Agência Brasil: Como será feita a liberação dos machos estéreis do Aedes?
Jair Virgínio: O processo de soltura desses mosquitos ainda está sendo discutido. Há a possibilidade de fazermos a liberação em ambiente de forma terrestre e também de forma aérea. A primeira consiste na simples abertura de recipientes que contenham os insetos. Imagine da seguinte forma: dentro de um carro, o responsável vai abrindo uma espécie de Tupperware e liberando o mosquito, já adulto e estéril. A segunda estratégia consiste na utilização de helicópteros e drones para auxiliar na soltura.
Agência Brasil: Uma vez soltos, como esses machos estéreis interferem no ambiente?
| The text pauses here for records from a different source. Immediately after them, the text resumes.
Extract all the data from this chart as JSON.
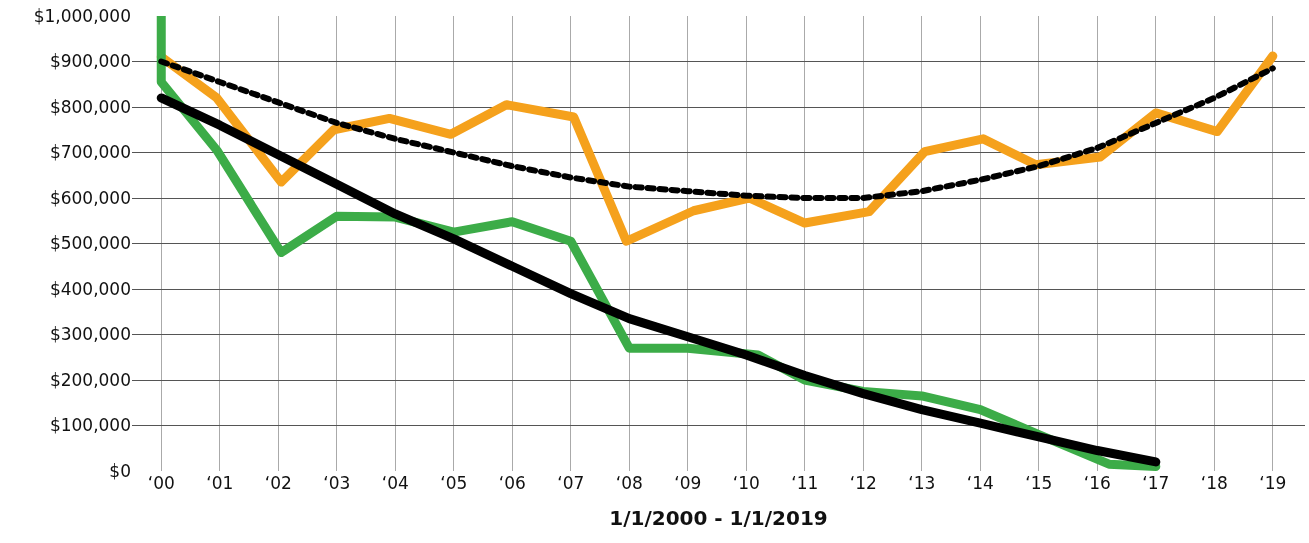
{
  "chart_data": {
    "type": "line",
    "xlabel": "1/1/2000 - 1/1/2019",
    "xlim": [
      -0.5,
      19.55
    ],
    "ylim": [
      0,
      1000000
    ],
    "xticks": [
      {
        "value": 0,
        "label": "‘00"
      },
      {
        "value": 1,
        "label": "‘01"
      },
      {
        "value": 2,
        "label": "‘02"
      },
      {
        "value": 3,
        "label": "‘03"
      },
      {
        "value": 4,
        "label": "‘04"
      },
      {
        "value": 5,
        "label": "‘05"
      },
      {
        "value": 6,
        "label": "‘06"
      },
      {
        "value": 7,
        "label": "‘07"
      },
      {
        "value": 8,
        "label": "‘08"
      },
      {
        "value": 9,
        "label": "‘09"
      },
      {
        "value": 10,
        "label": "‘10"
      },
      {
        "value": 11,
        "label": "‘11"
      },
      {
        "value": 12,
        "label": "‘12"
      },
      {
        "value": 13,
        "label": "‘13"
      },
      {
        "value": 14,
        "label": "‘14"
      },
      {
        "value": 15,
        "label": "‘15"
      },
      {
        "value": 16,
        "label": "‘16"
      },
      {
        "value": 17,
        "label": "‘17"
      },
      {
        "value": 18,
        "label": "‘18"
      },
      {
        "value": 19,
        "label": "‘19"
      }
    ],
    "yticks": [
      {
        "value": 0,
        "label": "$0"
      },
      {
        "value": 100000,
        "label": "$100,000"
      },
      {
        "value": 200000,
        "label": "$200,000"
      },
      {
        "value": 300000,
        "label": "$300,000"
      },
      {
        "value": 400000,
        "label": "$400,000"
      },
      {
        "value": 500000,
        "label": "$500,000"
      },
      {
        "value": 600000,
        "label": "$600,000"
      },
      {
        "value": 700000,
        "label": "$700,000"
      },
      {
        "value": 800000,
        "label": "$800,000"
      },
      {
        "value": 900000,
        "label": "$900,000"
      },
      {
        "value": 1000000,
        "label": "$1,000,000"
      }
    ],
    "grid": true,
    "marker": "none",
    "series": [
      {
        "color": "#f5a11c",
        "line_style": "solid",
        "x": [
          0,
          0.95,
          2.05,
          2.95,
          3.9,
          4.95,
          5.9,
          7.05,
          7.95,
          9.1,
          10.05,
          11.0,
          12.1,
          13.05,
          14.05,
          14.95,
          16.05,
          17.0,
          18.05,
          19.0
        ],
        "values": [
          910000,
          820000,
          635000,
          750000,
          775000,
          740000,
          805000,
          778000,
          505000,
          572000,
          600000,
          545000,
          570000,
          702000,
          730000,
          673000,
          690000,
          787000,
          746000,
          912000
        ]
      },
      {
        "color": "#3cac48",
        "line_style": "solid",
        "x": [
          0,
          0,
          0.95,
          2.05,
          3.0,
          4.0,
          5.0,
          6.0,
          7.0,
          8.0,
          9.0,
          10.2,
          11.0,
          12.0,
          13.0,
          14.0,
          15.0,
          16.2,
          17.0
        ],
        "values": [
          1000000,
          855000,
          705000,
          480000,
          560000,
          558000,
          525000,
          548000,
          505000,
          270000,
          270000,
          255000,
          200000,
          175000,
          165000,
          135000,
          80000,
          15000,
          10000
        ]
      },
      {
        "color": "#000000",
        "line_style": "solid",
        "x": [
          0,
          1,
          2,
          3,
          4,
          5,
          6,
          7,
          8,
          9,
          10,
          11,
          12,
          13,
          14,
          15,
          16,
          17
        ],
        "values": [
          820000,
          760000,
          695000,
          630000,
          565000,
          510000,
          450000,
          390000,
          335000,
          295000,
          255000,
          210000,
          170000,
          135000,
          105000,
          75000,
          45000,
          20000
        ]
      },
      {
        "color": "#000000",
        "line_style": "dotted",
        "x": [
          0,
          1,
          2,
          3,
          4,
          5,
          6,
          7,
          8,
          9,
          10,
          11,
          12,
          13,
          14,
          15,
          16,
          17,
          18,
          19
        ],
        "values": [
          900000,
          855000,
          810000,
          765000,
          730000,
          700000,
          670000,
          645000,
          625000,
          615000,
          605000,
          600000,
          600000,
          615000,
          640000,
          670000,
          710000,
          765000,
          820000,
          885000
        ]
      }
    ]
  }
}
Jair Virgínio: A liberação desses mosquitos é semanal, sendo que, a cada sete dias, liberamos exatamente a mesma quantidade. Vamos usar como exemplo a proporção de dez machos estéreis para cada macho selvagem. Estamos promovendo uma concorrência desleal, fazendo com que a probabilidade de cruzamento com um macho estéril seja dez vezes maior que com um macho selvagem. Na semana seguinte, a mesma quantidade de insetos é liberada. A concorrência, agora, será de 20 para um. Desta forma, a possibilidade de acasalamento entre um macho selvagem e uma fêmea selvagem vai diminuindo em escala exponencial. Em cinco gerações, não havendo novas infestações, atingiríamos zero população selvagem naquela localidade.
Agência Brasil: O macho, mesmo estéril, não representa perigo à população?
Jair Virgínio: É sempre bom lembrar que o macho não pica as pessoas. Ele se alimenta de substâncias açucaradas, como néctar e seiva. É a fêmea quem precisa de sangue para maturar os ovos e colocá-los. E a fêmea do Aedes copula uma única vez na vida. A técnica que vamos utilizar se assemelha a uma espécie de controle de natalidade do mosquito. Funciona assim: vamos produzir, em laboratório, machos estéreis. Em seguida, vamos liberar esses insetos, que vão procurar fêmeas selvagens para acasalar. Os ovos que resultam dessa cópula, entretanto, não conseguem eclodir e se tornam inviáveis. Eles não chegam sequer a virar larvas.
Agência Brasil: Como será feita a seleção de municípios que vão receber esses machos estéreis?
Jair Virgínio: Esse processo ainda está em discussão. O Ministério da Saúde deve definir prioridades, levando em consideração características como população, relevo e disponibilidade de recursos. Bahia e Pernambuco, por exemplo, já fizeram um levantamento de cidades com surto de dengue, Zika e febre chikungunya. A ideia é trabalhar com municípios de até 30 mil habitantes para que a gente tenha maior controle e monitoramento. O processo é mais complexo em grandes áreas. À medida que conseguirmos sucesso, vamos avançando para cidades maiores.
Agência Brasil: Uma única biofábrica dará conta de conter a infestação de Aedes no Brasil?
Jair Virgínio: Não. Precisaríamos de muitas outras biofábricas para atender todo o país. Mas vale lembrar que estamos falando de tecnologias inovadoras e que precisam ser colocadas em escala para serem melhor analisadas. Algumas cidades, por questões de relevo, tamanho e condição demográfica, por exemplo, não teriam êxito com esse tipo de técnica. É preciso checar onde os machos estéreis devem ser liberados e onde eles não devem ser liberados. Só quem vai dizer isso para a gente é a experiência com esse programa.